Picking up from where we left off in Chapter 5, after exploring the distress linked to Sophia’s suicide ideation in the emotional dimension, the counselor (John) pivots to asking about the positive (“What helps?”) and then proceeds into a problem-solving assessment and intervention strategy. One clearly identified trigger for Sophia’s suicidal thinking is her parent’s fighting. She cannot directly do anything about their fights, but she can potentially do other things to shield herself from the downward cognitive and emotional spiral that parental fighting activates in her.

John: Let’s say your parents are fighting and you’re feeling suicidal. You’re in your room by yourself. What could you do that’s helpful in that moment? [The intent is to shift Sophia into active problem-solving.]

Sophia: I have a cat. His name is Douglas. Sometimes he makes me feel better. He’s diabetic, so I don’t think he’ll live much longer, but he’s comforting right now.

John: Nice. My memory’s not perfect, so is it okay with you if I write a list of all the things that help a little bit? Douglas helps you be in a better mood. What else is helpful?

Sophia: I like music. Blasting music makes me feel better. And I play the guitar, so sometimes that helps. And volleyball is a comfort, but I can’t play volleyball in my room.

John: Yeah. Great. Let me jot those down: music, guitar, volleyball, and being with your cat. And volleyball, but not in your room! I guess you can think about volleyball, right? And how about friends? Do you have friends who are positive supports in your life?

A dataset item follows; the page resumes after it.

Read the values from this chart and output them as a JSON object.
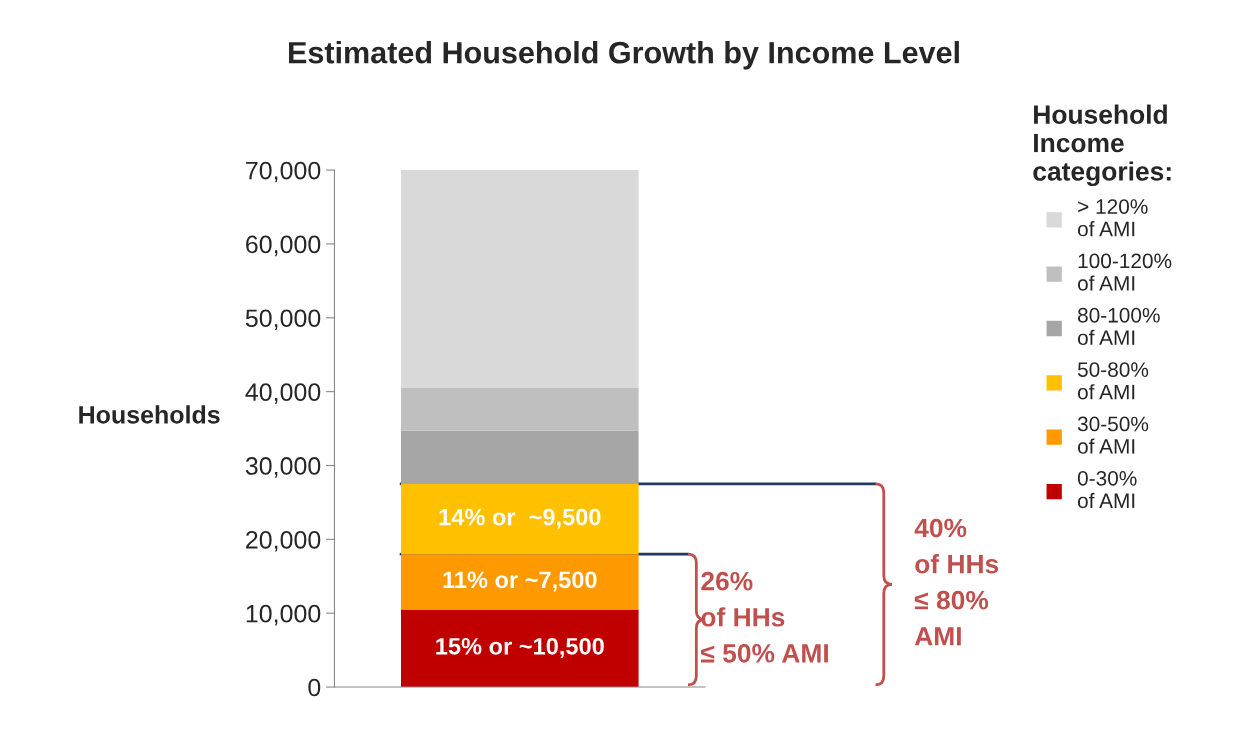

Although the fact that Douglas the cat has diabetes includes a depressive tone, the good news is that Sophia immediately engages in problem-solving. She’s able to identify Douglas and other things that help her feel better.

Throughout problem-solving, regularly repeating positive coping strategies back to the client is important. In this case, John summarizes Sophia’s positive ideas, and then asks about friends and social support—a very important dimension in overall suicide safety planning.

Sophia: Yeah, but we’re all busy. My friend Liz and I hang out quite a bit. I can walk into her house, and it will feel like my house. But we’re both in volleyball, so we’re both really busy. But our season will end soon. Hopefully that will help.

John: Ok, the list of things that seem to help, especially when you’re in a hard place with your parents fighting: Douglas the cat, music, guitar, and volleyball, and friends. Anything else to add?

Sophia:  I don’t think so.

Often, the next step in collaborative problem-solving is to ask clients for permission to add to the list, thus turning the process into a shared brain-storming session. At no time during the brainstorming should you criticize any client-generated alternatives, even if they’re dangerous or destructive. In contrast, clients will sometimes criticize your ideas. When clients criticize, just agree with a statement like, “Yeah, you’re probably right, but we’re just brainstorming. We can rank and rate these as good or bad ideas later.”

Overall, the goal is to use brainstorming to assess for and intervene with mental constriction. During brainstorming, Sophia and John generated 13 things Sophia could do to make herself feel better. Sophia’s ability to brainstorm in session is a positive indicator of her responsiveness to treatment.